Higman's group is not simple. Indeed, if you look at Higman's paper, you will see that his group is an amalgamated product of two groups $K_{1,2}=\langle a_1, a_2, b_2\mid a_1^{-1}a_2a_1=a_2^2, a_2^{-1}b_2a_2=b_2^2\rangle$ and $K_{3,4}=\langle a_3, a_4, b_4\mid a_3^{-1}a_4a_3=a_4^2, a_4^{-1}b_4a_4=b_4^2\rangle$ with free amalgamated subgroups $\langle a_1, b_2\rangle$ and $\langle a_3, b_4\rangle$ with $a_1=b_4, b_2=a_3$. Now take $K_{1,2}$ and add the relations $w(a_1,b_2)=1, w(b_2,a_1)=1$ for some "complicated" word $w$. You get a non-trivial group $K$. Similarly imposing $w(a_3,b_4)=1=w(b_4,a_3)$ on $K_{3,4}$ you get a non-trivial group $K'$. Then there is a homomorphism from the Higman group to the amalgamated product of $K$ and $K'$ with a non-trivial kernel. The fact that $K$ (and, equally, $K'$) is not trivial is not obvious but it is not very difficult to prove.

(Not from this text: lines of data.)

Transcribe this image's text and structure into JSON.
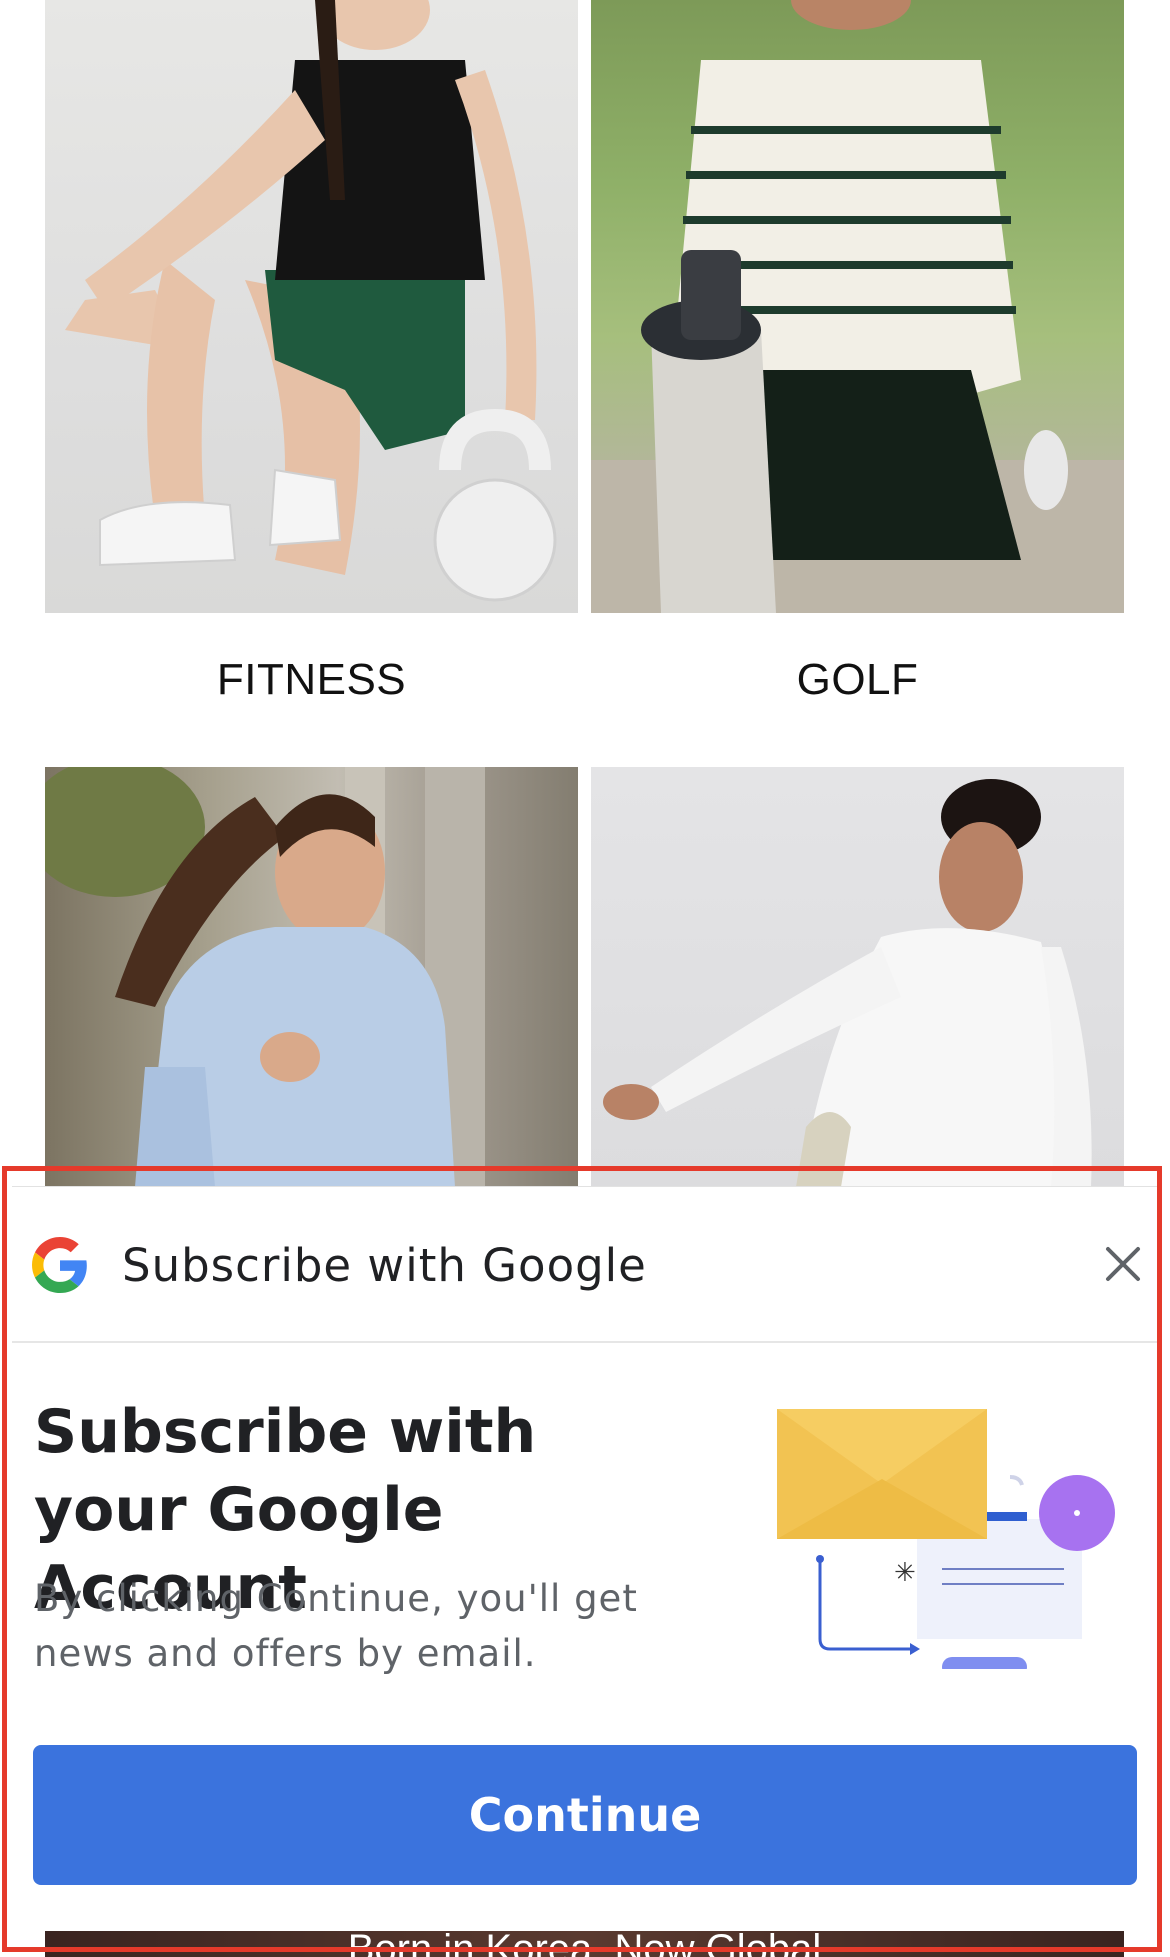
{
  "grid": {
    "tiles": [
      {
        "name": "fitness",
        "caption": "FITNESS"
      },
      {
        "name": "golf",
        "caption": "GOLF"
      },
      {
        "name": "running",
        "caption": ""
      },
      {
        "name": "yoga",
        "caption": ""
      }
    ]
  },
  "banner": {
    "text": "Born in Korea, Now Global"
  },
  "subscribe_sheet": {
    "header_title": "Subscribe with Google",
    "headline": "Subscribe with your Google Account",
    "description": "By clicking Continue, you'll get news and offers by email.",
    "continue_label": "Continue",
    "icons": {
      "logo": "google-g-icon",
      "close": "close-icon",
      "illustration": "email-subscription-illustration"
    }
  },
  "colors": {
    "button": "#3b73dd",
    "highlight_border": "#e53a2b",
    "google_blue": "#4285f4",
    "google_red": "#ea4335",
    "google_yellow": "#fbbc05",
    "google_green": "#34a853"
  }
}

A simplification. Instead of adding two relations, in fact it is enough to add a relation $w(a_1,b_2)=w(b_2,a_1)$ and similarly for $a_3,b_4$. For example, $(a_1b_2)^3=(b_2a_1)^3$.

Update 1. Probably the easiest way to be convinced that $K$ ($=K'$) is non-trivial is to input its presentation into GAP or Magma (you do not need 3 in the simplified relation above, 2 is enough).

Update 2. An even easier way is to impose further relations $a_2=b_2=1$ on $K$ (as in the simplification above). The factor-group is the infinite cyclic group. Hence $K$ is infinite (and $K'$ is infinite too).

Update 3. I forgot to mention that one also needs that after we impose the relation as in the simplification, we should make sure that the subgroup of $K$ generated by $a_1,b_2$ has an automorphism switching $a_1$ and $b_2$ (otherwise we cannot form the proper amalgamated product of $K$ and $K'$). That is why we cannot replace 3 in the Simplification above by $1$.

Update 4. Gilbert Baumslag told me that Higman did not know whether his group is simple, but Paul Schupp proved it. And indeed, Schupp, Paul E. Small cancellation theory over free products with amalgamation. Math. Ann. 193 (1971), 255–264 proved much more: Higman's group is SQ-universal, so every countable group embeds into one of its quotients.

Reference:

Higman, Graham, A finitely generated infinite simple group, J. Lond. Math. Soc. 26, 61-64 (1951). ZBL0042.02201.

It is shown that $G$ is infinite and has no proper normal subgroups of finite index, except $G$.

It is easy to see that this group is perfect: it has trivial abelianization.

I have heard through the grapevine that the space $X$ with four one-cells and four two-cells (corresponding, respectively, to generators and relations) is the classifying space of the group (I don't have a reference).